I feel like this is a comment on the baby that was in the suitcase and a comment on Babe and her mother. Maybe her mother moved to L.A. with Babe with hopes of finally being able to find a place that wouldn’t feel like a splinter. As Babe said before, L.A. isn’t all pools and palm trees. There’s a lot of things going on there. By the end of the story, I was able to intertwine the past and the present of the story by one main theme: Mother-daughter relationships.
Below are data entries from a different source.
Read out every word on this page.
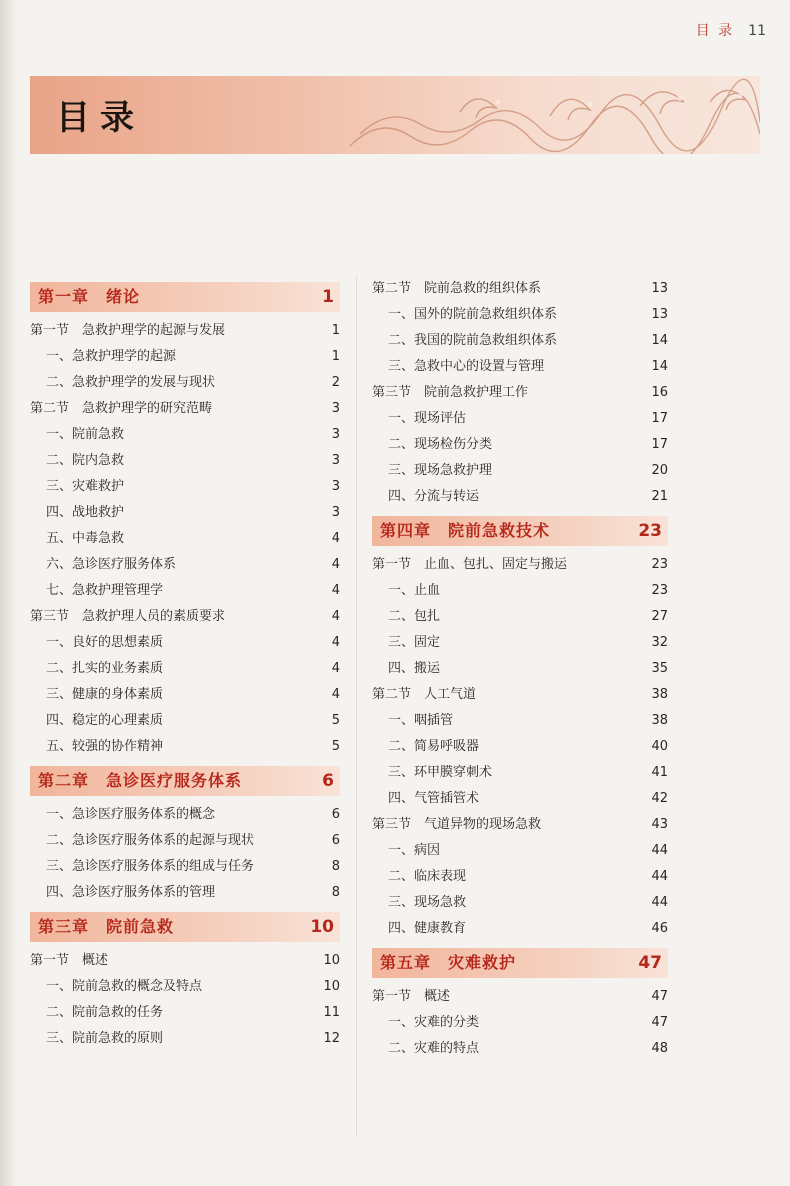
目 录 11
目录
第一章　绪论	1
第一节　急救护理学的起源与发展	1
一、急救护理学的起源	1
二、急救护理学的发展与现状	2
第二节　急救护理学的研究范畴	3
一、院前急救	3
二、院内急救	3
三、灾难救护	3
四、战地救护	3
五、中毒急救	4
六、急诊医疗服务体系	4
七、急救护理管理学	4
第三节　急救护理人员的素质要求	4
一、良好的思想素质	4
二、扎实的业务素质	4
三、健康的身体素质	4
四、稳定的心理素质	5
五、较强的协作精神	5
第二章　急诊医疗服务体系	6
一、急诊医疗服务体系的概念	6
二、急诊医疗服务体系的起源与现状	6
三、急诊医疗服务体系的组成与任务	8
四、急诊医疗服务体系的管理	8
第三章　院前急救	10
第一节　概述	10
一、院前急救的概念及特点	10
二、院前急救的任务	11
三、院前急救的原则	12
第二节　院前急救的组织体系	13
一、国外的院前急救组织体系	13
二、我国的院前急救组织体系	14
三、急救中心的设置与管理	14
第三节　院前急救护理工作	16
一、现场评估	17
二、现场检伤分类	17
三、现场急救护理	20
四、分流与转运	21
第四章　院前急救技术	23
第一节　止血、包扎、固定与搬运	23
一、止血	23
二、包扎	27
三、固定	32
四、搬运	35
第二节　人工气道	38
一、咽插管	38
二、简易呼吸器	40
三、环甲膜穿刺术	41
四、气管插管术	42
第三节　气道异物的现场急救	43
一、病因	44
二、临床表现	44
三、现场急救	44
四、健康教育	46
第五章　灾难救护	47
第一节　概述	47
一、灾难的分类	47
二、灾难的特点	48
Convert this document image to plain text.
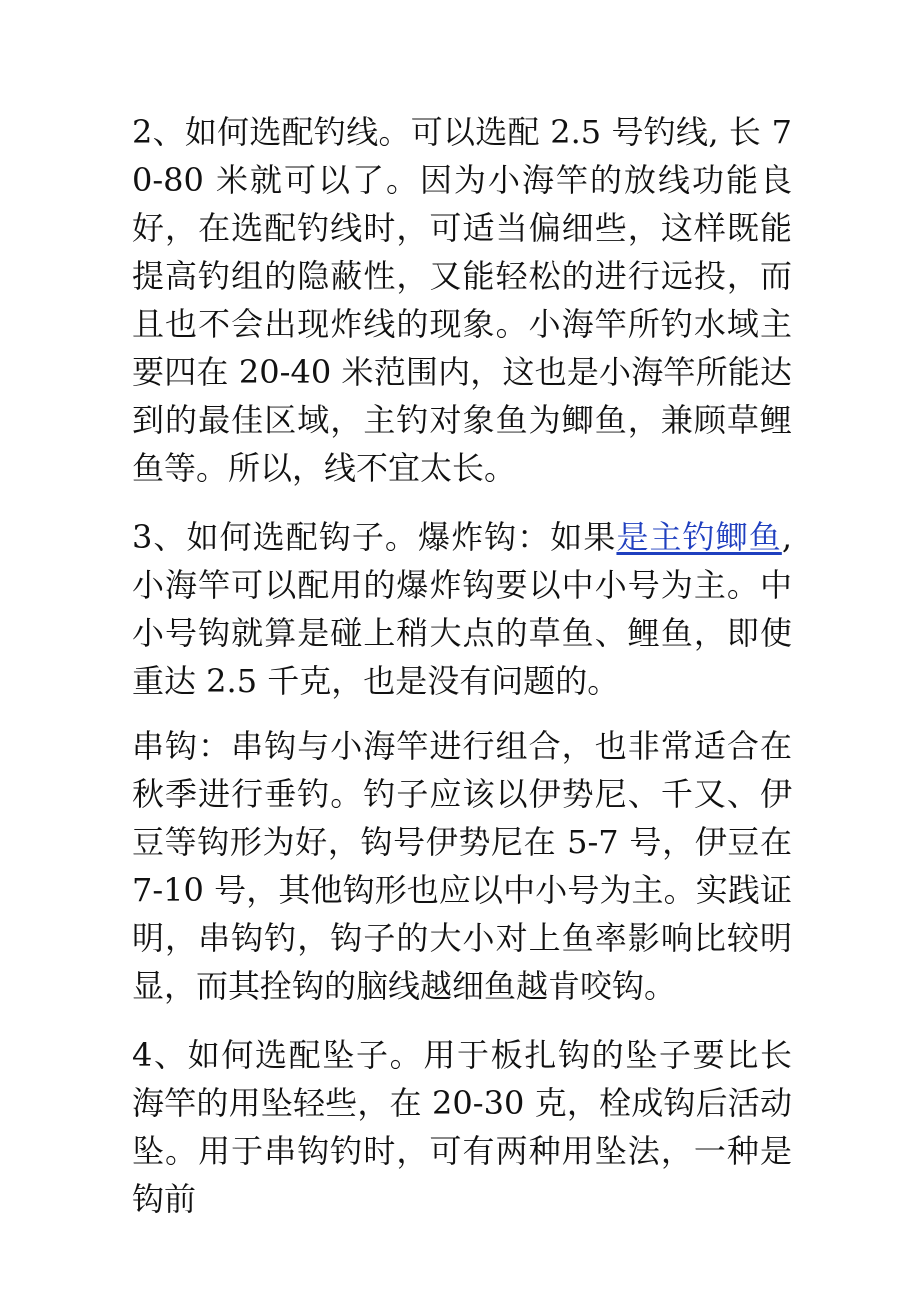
2、如何选配钓线。可以选配 2.5 号钓线, 长 70-80 米就可以了。因为小海竿的放线功能良好，在选配钓线时，可适当偏细些，这样既能提高钓组的隐蔽性，又能轻松的进行远投，而且也不会出现炸线的现象。小海竿所钓水域主要四在 20-40 米范围内，这也是小海竿所能达到的最佳区域，主钓对象鱼为鲫鱼，兼顾草鲤鱼等。所以，线不宜太长。

3、如何选配钩子。爆炸钩：如果是主钓鲫鱼, 小海竿可以配用的爆炸钩要以中小号为主。中小号钩就算是碰上稍大点的草鱼、鲤鱼，即使重达 2.5 千克，也是没有问题的。

串钩：串钩与小海竿进行组合，也非常适合在秋季进行垂钓。钓子应该以伊势尼、千又、伊豆等钩形为好，钩号伊势尼在 5-7 号，伊豆在 7-10 号，其他钩形也应以中小号为主。实践证明，串钩钓，钩子的大小对上鱼率影响比较明显，而其拴钩的脑线越细鱼越肯咬钩。

4、如何选配坠子。用于板扎钩的坠子要比长海竿的用坠轻些，在 20-30 克，栓成钩后活动坠。用于串钩钓时，可有两种用坠法，一种是钩前
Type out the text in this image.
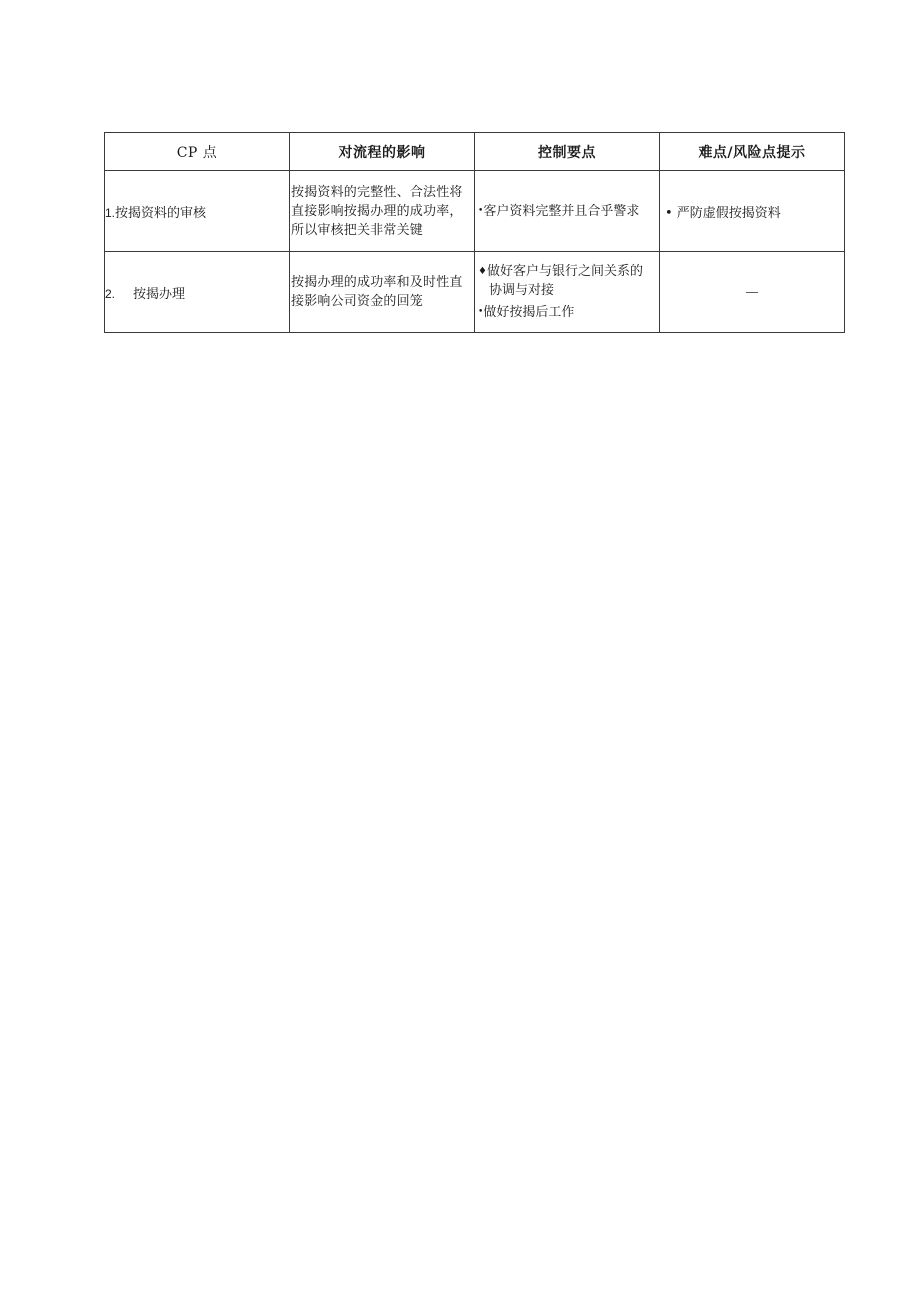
CP 点	对流程的影响	控制要点	难点/风险点提示
1.按揭资料的审核	按揭资料的完整性、合法性将直接影响按揭办理的成功率，所以审核把关非常关键	•客户资料完整并且合乎警求	• 严防虚假按揭资料
2. 按揭办理	按揭办理的成功率和及时性直接影响公司资金的回笼	♦做好客户与银行之间关系的
协调与对接
•做好按揭后工作	—
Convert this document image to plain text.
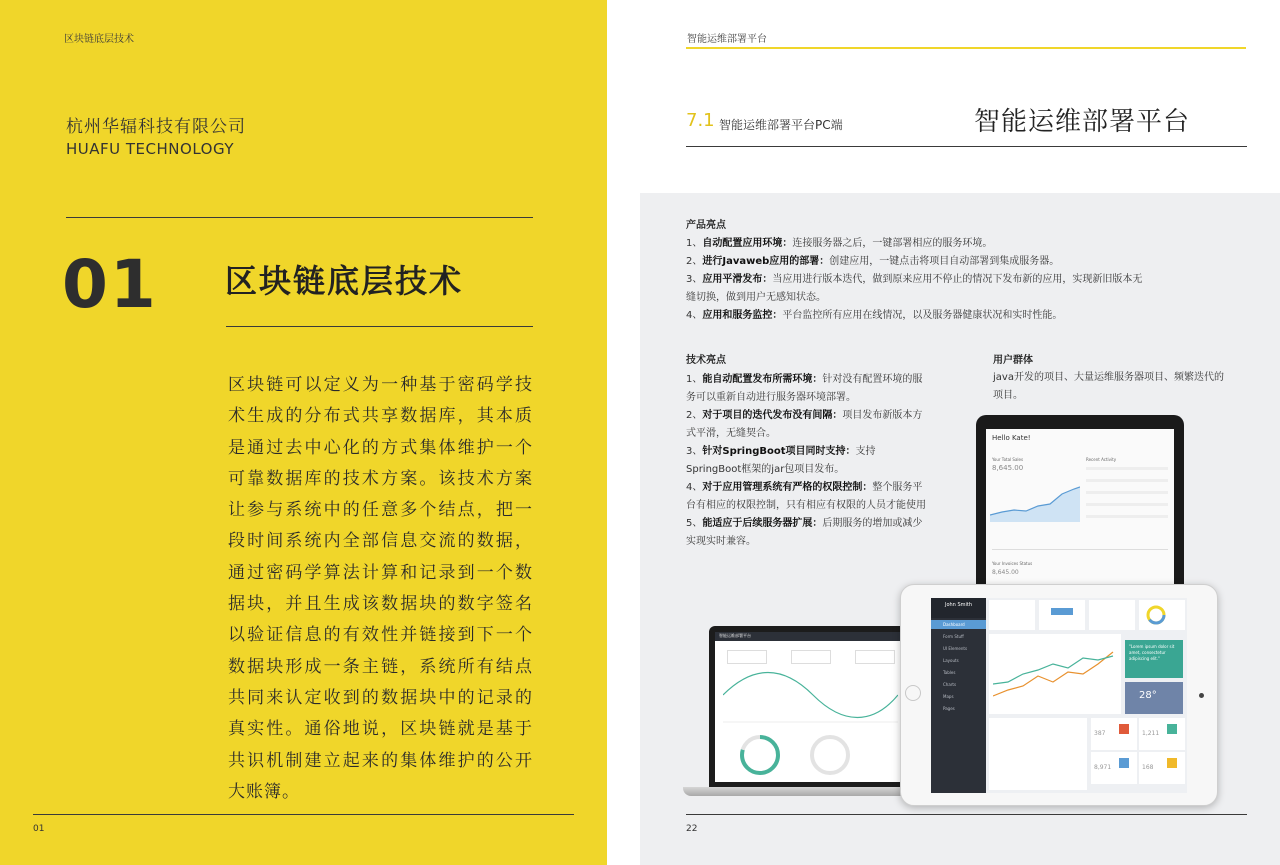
区块链底层技术
杭州华辐科技有限公司
HUAFU TECHNOLOGY
01 区块链底层技术
区块链可以定义为一种基于密码学技术生成的分布式共享数据库，其本质是通过去中心化的方式集体维护一个可靠数据库的技术方案。该技术方案让参与系统中的任意多个结点，把一段时间系统内全部信息交流的数据，通过密码学算法计算和记录到一个数据块，并且生成该数据块的数字签名以验证信息的有效性并链接到下一个数据块形成一条主链，系统所有结点共同来认定收到的数据块中的记录的真实性。通俗地说，区块链就是基于共识机制建立起来的集体维护的公开大账簿。
01
智能运维部署平台
7.1 智能运维部署平台PC端	智能运维部署平台
产品亮点
1、自动配置应用环境：连接服务器之后，一键部署相应的服务环境。
2、进行Javaweb应用的部署：创建应用，一键点击将项目自动部署到集成服务器。
3、应用平滑发布：当应用进行版本迭代，做到原来应用不停止的情况下发布新的应用，实现新旧版本无缝切换，做到用户无感知状态。
4、应用和服务监控：平台监控所有应用在线情况，以及服务器健康状况和实时性能。
技术亮点
1、能自动配置发布所需环境：针对没有配置环境的服务可以重新自动进行服务器环境部署。
2、对于项目的迭代发布没有间隔：项目发布新版本方式平滑，无缝契合。
3、针对SpringBoot项目同时支持：支持SpringBoot框架的jar包项目发布。
4、对于应用管理系统有严格的权限控制：整个服务平台有相应的权限控制，只有相应有权限的人员才能使用
5、能适应于后续服务器扩展：后期服务的增加或减少实现实时兼容。
用户群体
java开发的项目、大量运维服务器项目、频繁迭代的项目。
Hello Kate!
Your Total Sales
8,645.00
Recent Activity
Your Invoices Status
8,645.00
智能运维部署平台
John Smith
Dashboard
Form Stuff
UI Elements
Layouts
Tables
Charts
Maps
Pages
"Lorem ipsum dolor sit amet, consectetur adipiscing elit."
28°
387	1,211
8,971	168
22
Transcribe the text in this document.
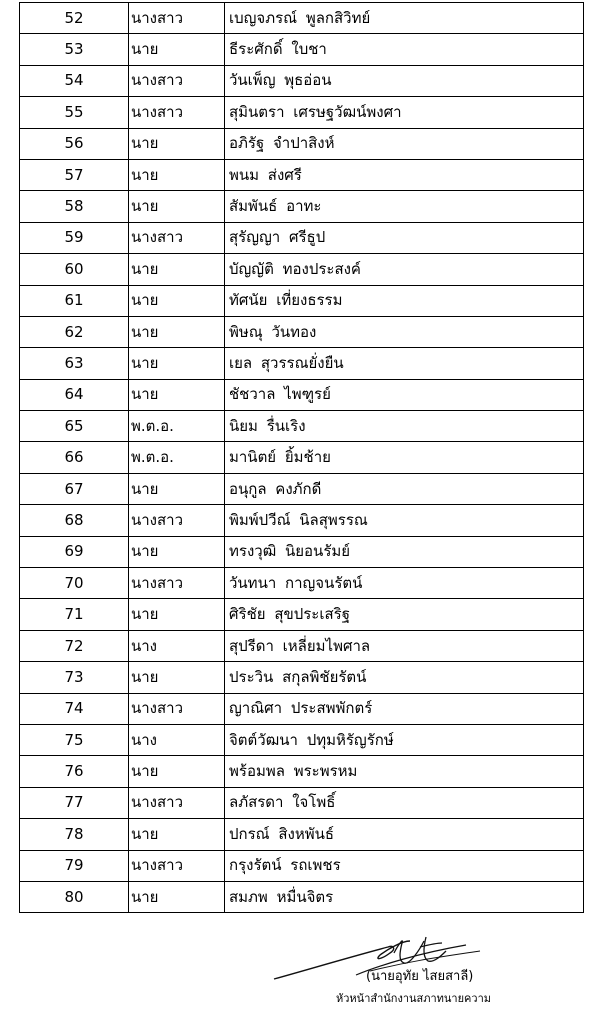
52	นางสาว	เบญจภรณ์ พูลกสิวิทย์
53	นาย	ธีระศักดิ์ ใบชา
54	นางสาว	วันเพ็ญ พุธอ่อน
55	นางสาว	สุมินตรา เศรษฐวัฒน์พงศา
56	นาย	อภิรัฐ จำปาสิงห์
57	นาย	พนม ส่งศรี
58	นาย	สัมพันธ์ อาทะ
59	นางสาว	สุรัญญา ศรีธูป
60	นาย	บัญญัติ ทองประสงค์
61	นาย	ทัศนัย เที่ยงธรรม
62	นาย	พิษณุ วันทอง
63	นาย	เยล สุวรรณยั่งยืน
64	นาย	ชัชวาล ไพฑูรย์
65	พ.ต.อ.	นิยม รื่นเริง
66	พ.ต.อ.	มานิตย์ ยิ้มช้าย
67	นาย	อนุกูล คงภักดี
68	นางสาว	พิมพ์ปวีณ์ นิลสุพรรณ
69	นาย	ทรงวุฒิ นิยอนรัมย์
70	นางสาว	วันทนา กาญจนรัตน์
71	นาย	ศิริชัย สุขประเสริฐ
72	นาง	สุปรีดา เหลี่ยมไพศาล
73	นาย	ประวิน สกุลพิชัยรัตน์
74	นางสาว	ญาณิศา ประสพพักตร์
75	นาง	จิตต์วัฒนา ปทุมหิรัญรักษ์
76	นาย	พร้อมพล พระพรหม
77	นางสาว	ลภัสรดา ใจโพธิ์
78	นาย	ปกรณ์ สิงหพันธ์
79	นางสาว	กรุงรัตน์ รถเพชร
80	นาย	สมภพ หมื่นจิตร
(นายอุทัย ไสยสาลี)
หัวหน้าสำนักงานสภาทนายความ
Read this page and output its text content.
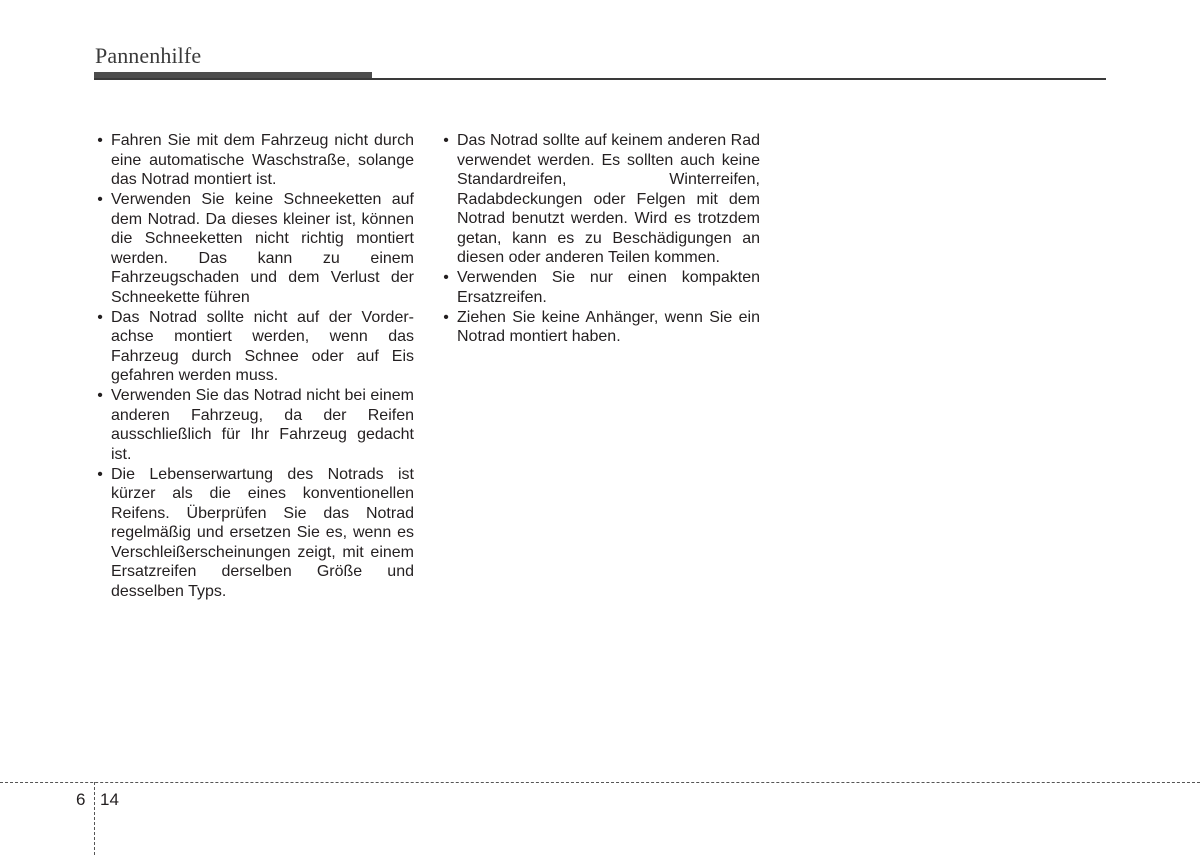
Pannenhilfe
• Fahren Sie mit dem Fahrzeug nicht durch eine automatische Waschstraße, solange das Notrad montiert ist.
• Verwenden Sie keine Schneeketten auf dem Notrad. Da dieses kleiner ist, können die Schneeketten nicht richtig montiert werden. Das kann zu einem Fahrzeugschaden und dem Verlust der Schneekette führen
• Das Notrad sollte nicht auf der Vorderachse montiert werden, wenn das Fahrzeug durch Schnee oder auf Eis gefahren werden muss.
• Verwenden Sie das Notrad nicht bei einem anderen Fahrzeug, da der Reifen ausschließlich für Ihr Fahrzeug gedacht ist.
• Die Lebenserwartung des Notrads ist kürzer als die eines konventionellen Reifens. Überprüfen Sie das Notrad regelmäßig und ersetzen Sie es, wenn es Verschleißerscheinungen zeigt, mit einem Ersatzreifen derselben Größe und desselben Typs.
• Das Notrad sollte auf keinem anderen Rad verwendet werden. Es sollten auch keine Standardreifen, Winterreifen, Radabdeckungen oder Felgen mit dem Notrad benutzt werden. Wird es trotzdem getan, kann es zu Beschädigungen an diesen oder anderen Teilen kommen.
• Verwenden Sie nur einen kompakten Ersatzreifen.
• Ziehen Sie keine Anhänger, wenn Sie ein Notrad montiert haben.
6 14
In the past, it’s Babe dealing with her mother and in the present, it’s the baby (who is the daughter of some mother that abandoned her). So, I believe that the story is sort of like a commentary on that topic.
- Why did Silver intertwine Babe’s past with the present situation that she’s in?
- What is your opinion of Babe’s mother? Is she a good mother or a bad mother?
Elements of Fiction:
Sepulvelda BLVD Los Angeles, CA
Los Angeles International Airport
A hospital building
Her mother’s desert community
Point of View
This story is retold from the view of Babe, She is a young woman who is well traveled. She has multiple piercings and has lived a troubled life.